Революция — дело святое! Молоденькой девушкой пришла она в революцию. Не могла видеть, как царь и помещики обкрадывали народ. Лучшие земли — у царя и помещиков, заводы, железные дороги — у капиталистов. Народ нищий, ютится в подвалах, безграмотный. Она в селе учительствовала и видела, как умирали с голоду крестьянские детишки. Горе народное и заставило ее вступить на путь борьбы с царем. Она и с будущим своим мужем, Василием Семеновичем Голубевым, познакомилась в Сибири. Василия Семеновича гнали в Сибирь по этапу. Был он студентом и участвовал в студенческих волнениях. Из Петербургского университета его исключили, судили и приговорили к ссылке в Сибирь. Вместе с ним этапом шел друг Марии Петровны — Заичневский. Заичневский был уже пожилым человеком, известным революционером, сердце имел больное, но и его погнали в далекую Сибирь. На руки надели стальные цепи — кандалы, чтобы не смог убежать. Стояли сибирские зимы, с вьюгами и ветрами, леденящими душу. Василий Семенович простудился и заболел. Заболел тяжело и Заичневский. Их оставили в нетопленом доме под охраной солдат. Вот тогда-то и приехала Мария Петровна, чтобы спасти жизнь учителя. В революции Заичневский был ее учителем. Днями и ночами ухаживала она за больными, варила отвары, кормила с ложечки, словно маленьких детей.

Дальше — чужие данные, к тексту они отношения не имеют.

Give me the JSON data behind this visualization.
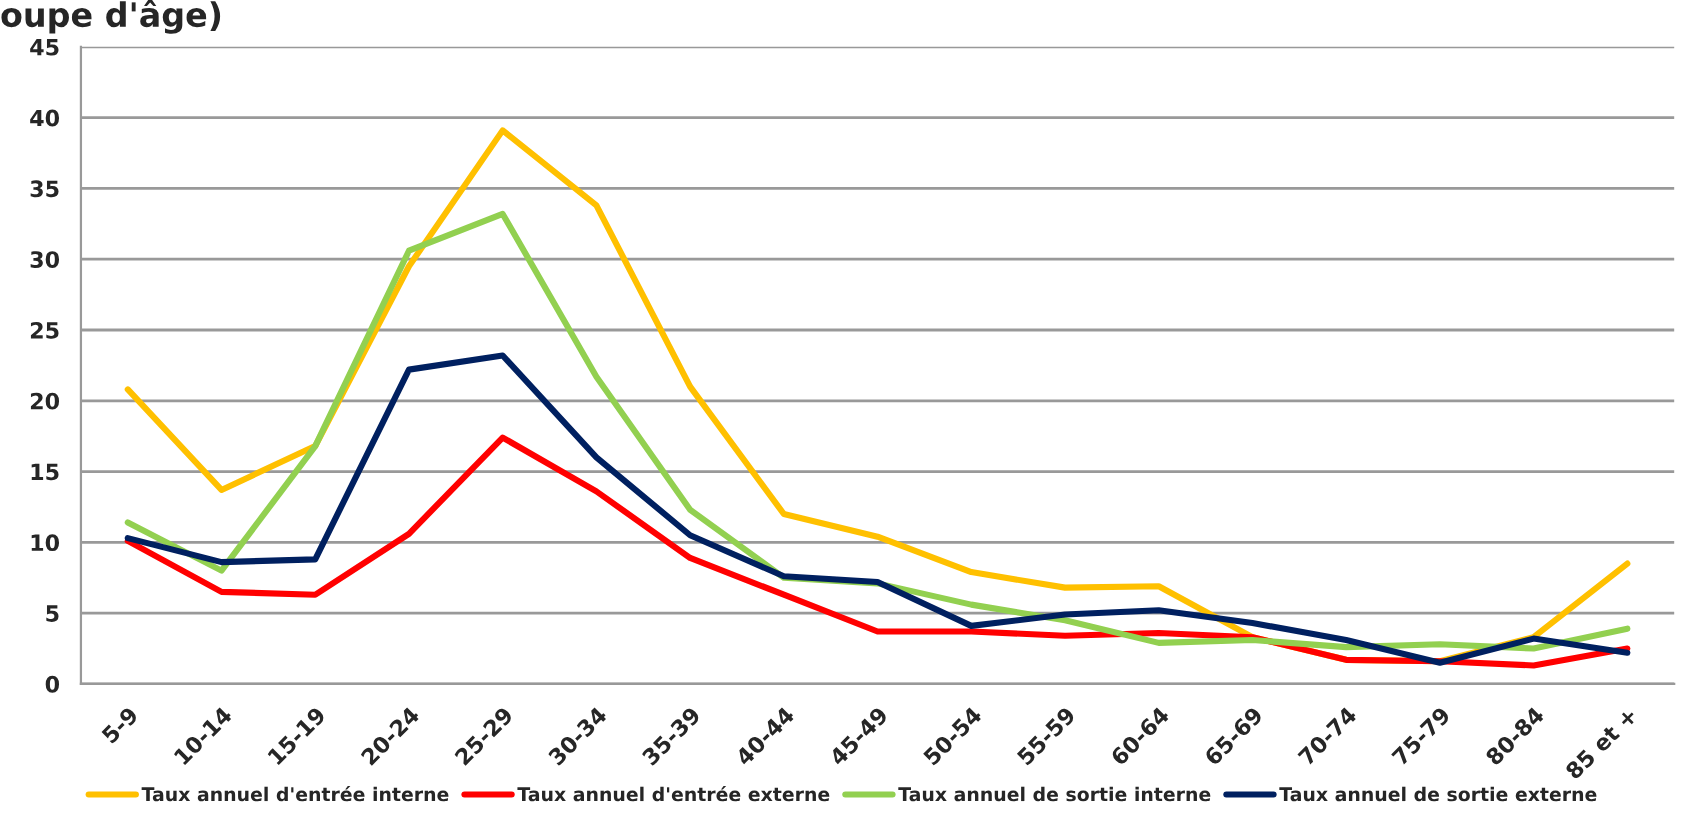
{
  "chart_data": {
    "type": "line",
    "title": "oupe d'âge)",
    "categories": [
      "5-9",
      "10-14",
      "15-19",
      "20-24",
      "25-29",
      "30-34",
      "35-39",
      "40-44",
      "45-49",
      "50-54",
      "55-59",
      "60-64",
      "65-69",
      "70-74",
      "75-79",
      "80-84",
      "85 et +"
    ],
    "series": [
      {
        "name": "Taux annuel d'entrée interne",
        "color": "#ffc000",
        "values": [
          20.8,
          13.7,
          16.8,
          29.5,
          39.1,
          33.8,
          21.0,
          12.0,
          10.4,
          7.9,
          6.8,
          6.9,
          3.3,
          1.7,
          1.6,
          3.3,
          8.5
        ]
      },
      {
        "name": "Taux annuel d'entrée externe",
        "color": "#ff0000",
        "values": [
          10.1,
          6.5,
          6.3,
          10.6,
          17.4,
          13.6,
          8.9,
          6.3,
          3.7,
          3.7,
          3.4,
          3.6,
          3.3,
          1.7,
          1.6,
          1.3,
          2.5
        ]
      },
      {
        "name": "Taux annuel de sortie interne",
        "color": "#92d050",
        "values": [
          11.4,
          8.0,
          16.8,
          30.6,
          33.2,
          21.7,
          12.3,
          7.5,
          7.1,
          5.6,
          4.5,
          2.9,
          3.1,
          2.6,
          2.8,
          2.5,
          3.9
        ]
      },
      {
        "name": "Taux annuel de sortie externe",
        "color": "#002060",
        "values": [
          10.3,
          8.6,
          8.8,
          22.2,
          23.2,
          16.0,
          10.5,
          7.6,
          7.2,
          4.1,
          4.9,
          5.2,
          4.3,
          3.1,
          1.5,
          3.2,
          2.2
        ]
      }
    ],
    "ylim": [
      0,
      45
    ],
    "yticks": [
      0,
      5,
      10,
      15,
      20,
      25,
      30,
      35,
      40,
      45
    ],
    "grid": "y",
    "legend": "bottom",
    "marker": "none",
    "line_style": "solid"
  }
}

Падала от усталости, но друзей спасла. Правда, Василий Семенович так и остался на всю жизнь больным. Чахотка у него — грудь ноет, кашель, температура. Болеет часто. Марфуша в чугунке топит свиной жир, чтобы растирать ему грудь. От революционных дел отошел, испугался и не выдержал испытаний, которые на него обрушились. Он и ареста страшился, и тюрьмы. Нет, не боец он! Лелю и Катю любил, как и она, самозабвенно. Радовался дому, семье. Начал почему-то верить, что с царем можно договориться мирным путем. Стал писать об этом в газетах и сделался известным журналистом.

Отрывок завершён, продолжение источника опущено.